The air is different, surprisingly so.   Untethered, I wait for instructions.   Czeslaw Milosz meets me each morning in his collected poems, instructing me on what it means to see.   The psalmist tells me that plans come to nothing on the day we die, and that those who trust in the Lord are blessed.   George MacDonald’s words remind me that humans can create monstrous ideas about who and what God is, and that simple love, care, and concern manifest in human life are often better incarnations of the divine than the highest monarchical theologies.
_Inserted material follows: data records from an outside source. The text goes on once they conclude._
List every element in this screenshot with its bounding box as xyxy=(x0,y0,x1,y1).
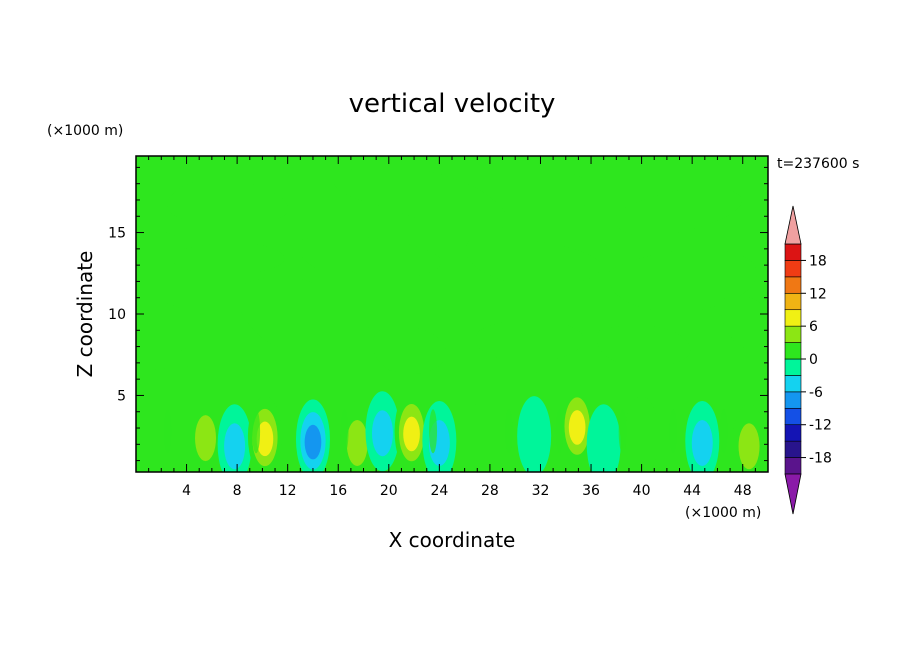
contour-level xyxy=(586,404,621,472)
colorbar-swatch xyxy=(784,292,802,311)
colorbar-swatch xyxy=(784,325,802,343)
colorbar: 18 12 6 0 -6 -12 -18 xyxy=(784,205,832,515)
x-tick-label: 28 xyxy=(481,483,499,499)
velocity-features xyxy=(188,384,767,472)
colorbar-swatch xyxy=(784,457,802,475)
colorbar-tick-label: -18 xyxy=(809,451,832,467)
contour-level xyxy=(460,404,495,472)
streak xyxy=(429,409,438,454)
velocity-feature xyxy=(394,391,429,472)
contour-level xyxy=(224,423,246,470)
y-axis-ticks: 5 10 15 xyxy=(108,166,768,462)
colorbar-swatch xyxy=(784,260,802,278)
colorbar-swatch xyxy=(784,342,802,360)
colorbar-swatch xyxy=(784,243,802,261)
x-tick-label: 20 xyxy=(380,483,398,499)
colorbar-tick-label: -6 xyxy=(809,385,823,401)
time-label: t=237600 s xyxy=(777,156,859,172)
colorbar-swatch xyxy=(784,407,802,426)
x-tick-label: 48 xyxy=(734,483,752,499)
x-tick-label: 16 xyxy=(329,483,347,499)
velocity-feature xyxy=(517,396,552,472)
velocity-feature xyxy=(732,404,767,472)
lower-turbulence xyxy=(163,409,728,454)
velocity-feature xyxy=(685,401,720,472)
colorbar-swatch xyxy=(784,358,802,376)
streak xyxy=(340,409,349,454)
velocity-feature xyxy=(560,384,595,465)
colorbar-under-triangle xyxy=(784,473,802,515)
velocity-feature xyxy=(340,401,375,472)
streak xyxy=(719,409,728,454)
velocity-feature xyxy=(586,404,621,472)
colorbar-tick-label: -12 xyxy=(809,418,832,434)
colorbar-swatch xyxy=(784,440,802,458)
colorbar-swatch xyxy=(784,424,802,442)
contour-level xyxy=(568,410,586,445)
y-tick-label: 15 xyxy=(108,226,126,242)
plot-area xyxy=(136,156,768,472)
velocity-feature xyxy=(295,399,330,472)
x-tick-label: 40 xyxy=(633,483,651,499)
x-tick-label: 44 xyxy=(683,483,701,499)
streak xyxy=(555,409,564,454)
x-axis-label: X coordinate xyxy=(389,528,516,552)
chart-title: vertical velocity xyxy=(349,89,556,119)
colorbar-swatch xyxy=(784,309,802,327)
velocity-feature xyxy=(188,396,223,472)
streak xyxy=(252,409,261,454)
colorbar-swatch xyxy=(784,276,802,294)
contour-level xyxy=(371,410,393,457)
colorbar-tick-label: 6 xyxy=(809,319,818,335)
colorbar-tick-label: 0 xyxy=(809,352,818,368)
velocity-feature xyxy=(217,404,252,472)
contour-level xyxy=(256,421,274,457)
y-axis-label: Z coordinate xyxy=(73,251,97,378)
x-tick-label: 12 xyxy=(279,483,297,499)
colorbar-over-triangle xyxy=(784,205,802,245)
contour-level xyxy=(691,420,713,467)
x-axis-ticks: 4 8 12 16 20 24 28 32 36 40 44 48 xyxy=(148,156,756,499)
y-tick-label: 5 xyxy=(117,388,126,404)
contour-level xyxy=(738,423,760,470)
y-axis-unit: (×1000 m) xyxy=(47,123,123,139)
colorbar-tick-label: 12 xyxy=(809,286,827,302)
colorbar-swatch xyxy=(784,391,802,409)
velocity-feature xyxy=(624,396,659,472)
contour-level xyxy=(624,396,659,472)
colorbar-tick-label: 18 xyxy=(809,253,827,269)
contour-level xyxy=(346,420,368,467)
velocity-feature xyxy=(460,404,495,472)
contour-level xyxy=(517,396,552,472)
x-axis-unit: (×1000 m) xyxy=(685,505,761,521)
contour-level xyxy=(304,424,322,460)
streak xyxy=(504,409,513,454)
streak xyxy=(618,409,627,454)
x-tick-label: 36 xyxy=(582,483,600,499)
x-tick-label: 24 xyxy=(430,483,448,499)
streak xyxy=(163,409,172,454)
y-tick-label: 10 xyxy=(108,307,126,323)
contour-level xyxy=(403,416,420,452)
contour-level xyxy=(195,415,217,462)
x-tick-label: 4 xyxy=(182,483,191,499)
streak xyxy=(669,409,678,454)
velocity-feature xyxy=(365,391,400,472)
x-tick-label: 32 xyxy=(532,483,550,499)
x-tick-label: 8 xyxy=(233,483,242,499)
colorbar-swatch xyxy=(784,375,802,393)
My family spent an hour on January 1st recounting the blessings of 2010.   Tears flowed freely as we shared our thanks–to each other and to God.   We spoke of small things and great things, accomplishments and gifts, the mundane and the holy.  From time spent in various parts of the world, to daily comforts, to relationships that continue to surprise us with their power and depth, to the hope of all future things.

And we talked of 2011.  What is coming?  Who can tell, but each day is an opportunity.  All of us audition for shots at meaning and happiness, seeking roles to play that fit only us.   As I read back through “Getting Things Done”, I know GTD will not determine what meaning and purpose we bring to our hours.   Human life must be expressed, incarnated, ideas and dreams and potentials enfleshed, and it is not as simple as goal-setting and first steps getting done.   Yet, action is forever, and plans are needed, commitment determines all, and freedom is framed with discipline and work.   We make the world again in 2011, and we do it in the name of the Christ, that first Maker of all things.

Writing begins.  It’s been three years since I sat so open in front of my computer.  As Annie Dillard says, no one cares, really, whether I write or not, and if I were to die today, the world would roll on, and the great sea of time would bring in the tide and my footsteps and ink marks and notes from yesteryear’s journals would be washed away into that nothing the psalmist was telling me about this morning.   But the faith is that somehow God takes those small marks and guides them here and there, and they land in singular lives and hearts that only he knows about, that only he understands.   And those small marks make more marks, other marks, eternal marks, and so the world and history is written.

So let beginnings come.  Let them begin now.  Not tomorrow, but today.   This is the day my Father has made.   I will rejoice and be glad in it.